不过话说回来,重铸断剑的确也是她此行的重要目的之一。
当年殷无渡销声匿迹后,晏琳琅曾下山寻过一次,但只找到两截残刃,睹物伤神片刻,便随手收在了一只储物袋中。
近来想起此事,她花了半日时间从数十只箱底翻出了这只储物袋,趁着路过傀儡宗办事的间隙,拿来修一修。
尽管修好了,也未必能找回它的主人。
傀儡宗给她收拾出来的住处与其说是客房,不如说是一处规制极高的园林,假山池沼、亭台楼阁一应俱全。墙角芭蕉,窗外幽竹,无不彰显清幽雅趣。
自仙门治世以来,各家仙府奢靡之风盛行,所住房舍非金即玉,像傀儡宗这般还保留着凡族建筑的,实属罕见。
隔扇通透的花厅内,晏琳琅施法操控的纸人侍女正在井然有序地燃香沏茶,所用器皿皆是从仙都带来的精巧之物——出门在外,危机四伏,用自己的东西放心些。
晏琳琅歪身坐于案几的软垫上,刚接过纸人侍女递来的香茶,便见窗外飞入一只翩跹的白蝶,轻盈地停在窗棂上。
蝶翼对着晏琳琅,一开一合。
这院子并无花卉,哪来的蝴蝶?
晏琳琅抬指一勾,那蝴蝶便落在了她的指尖,凝神一瞧,才发现它竟是用细如发丝的竹骨与白纸做成的机关纸蝶。
精细如斯,惟妙惟肖,若非晏琳琅目力极佳,还真看不出来这蝴蝶是假的。
白妙一见着会飞的东西就手痒,扑过来双手一合,那纸蝶却是从她指缝中钻出,扑棱着飞远了。
晏琳琅被她呆然的样子逗笑,拖着柔软的尾音吩咐:“妙妙,出去探探路,注意不要被人发现。”
一听见可以出去玩,白妙的眼睛都亮了几分,点点头便越窗而出,消失在摇曳的树影中。
晏琳琅一手托着下颌,一手覆于青砖锃亮的地面上,闭目施展追踪术。
土灵术法以她掌下为中心飞速蔓延,院中的盆景,曲折的游廊,宗门的地势舆图在脑中成型。

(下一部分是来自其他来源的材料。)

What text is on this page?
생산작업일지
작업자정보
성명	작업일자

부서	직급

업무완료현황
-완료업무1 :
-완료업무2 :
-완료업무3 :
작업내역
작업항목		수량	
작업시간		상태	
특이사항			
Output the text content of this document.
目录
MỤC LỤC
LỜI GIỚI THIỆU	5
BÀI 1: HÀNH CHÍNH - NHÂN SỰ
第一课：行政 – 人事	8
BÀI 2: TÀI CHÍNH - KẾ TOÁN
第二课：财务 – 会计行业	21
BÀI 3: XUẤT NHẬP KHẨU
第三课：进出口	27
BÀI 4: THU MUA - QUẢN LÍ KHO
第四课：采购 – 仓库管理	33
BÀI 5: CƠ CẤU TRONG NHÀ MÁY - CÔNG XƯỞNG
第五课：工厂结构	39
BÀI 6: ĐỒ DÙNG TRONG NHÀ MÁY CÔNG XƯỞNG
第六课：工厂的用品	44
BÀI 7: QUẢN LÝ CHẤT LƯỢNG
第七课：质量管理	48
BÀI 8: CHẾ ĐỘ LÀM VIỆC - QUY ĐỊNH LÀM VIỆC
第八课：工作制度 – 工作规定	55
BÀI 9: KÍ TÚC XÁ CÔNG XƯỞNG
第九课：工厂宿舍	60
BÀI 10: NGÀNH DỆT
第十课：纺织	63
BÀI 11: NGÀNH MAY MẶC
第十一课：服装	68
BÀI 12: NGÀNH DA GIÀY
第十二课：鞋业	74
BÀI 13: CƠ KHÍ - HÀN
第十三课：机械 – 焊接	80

鸟雀在校场觅食,傀儡人来来往往搬运忙碌,墨曜搂着婢女在玩嘴对嘴喂葡萄的游戏……
噫,换一个。
“去将那个逆女给我叫过来!”
书斋内,墨淳风正在暴躁地来回踱步,似是压抑着怒火,“别以为老夫不知道她在做什么,那是大逆不道的事!眼下无辜女子陆续被害,派出去的修士一个接着一个丧命,已经惊动了其他仙门!她竟然还敢顶风作案,若她捣鼓那些邪门功法被捅出去,老夫也护不住她!”
有情况?和傀儡宗的大小姐有关?
晏琳琅敏锐地嗅到了异常,还欲催动土灵术潜伏靠近,却感应到有人在靠近。
她断了追踪术,睁开眼,便见一名柔媚貌美的女子领着一排小婢自廊下而来,于门口跪地请示道:“奴婢兰英,奉曜公子之命献上佳肴陈酿,祈请尊主笑纳。”
墨曜派来的?
晏琳琅回想起方才在追踪术中感应到的画面,没由来一阵反胃,敛神唤道:“进来。”
兰英轻轻抚掌,那群小婢便迈着整齐划一的步伐进来,一板一眼地布膳斟酒,竟是一群与真人样貌一般无二的机关傀儡人。
一个个的肌肤白皙如瓷,云鬓纤毫毕现。
傀儡宗这几年的炼器术又精进了不少,傀儡人都可以做得这般逼真了。
晏琳琅暗中观摩,秋水眸不自觉转向一旁,落在姿态娴静、弱不胜衣的兰英身上,问道:“兰英姑娘,也是傀儡人?”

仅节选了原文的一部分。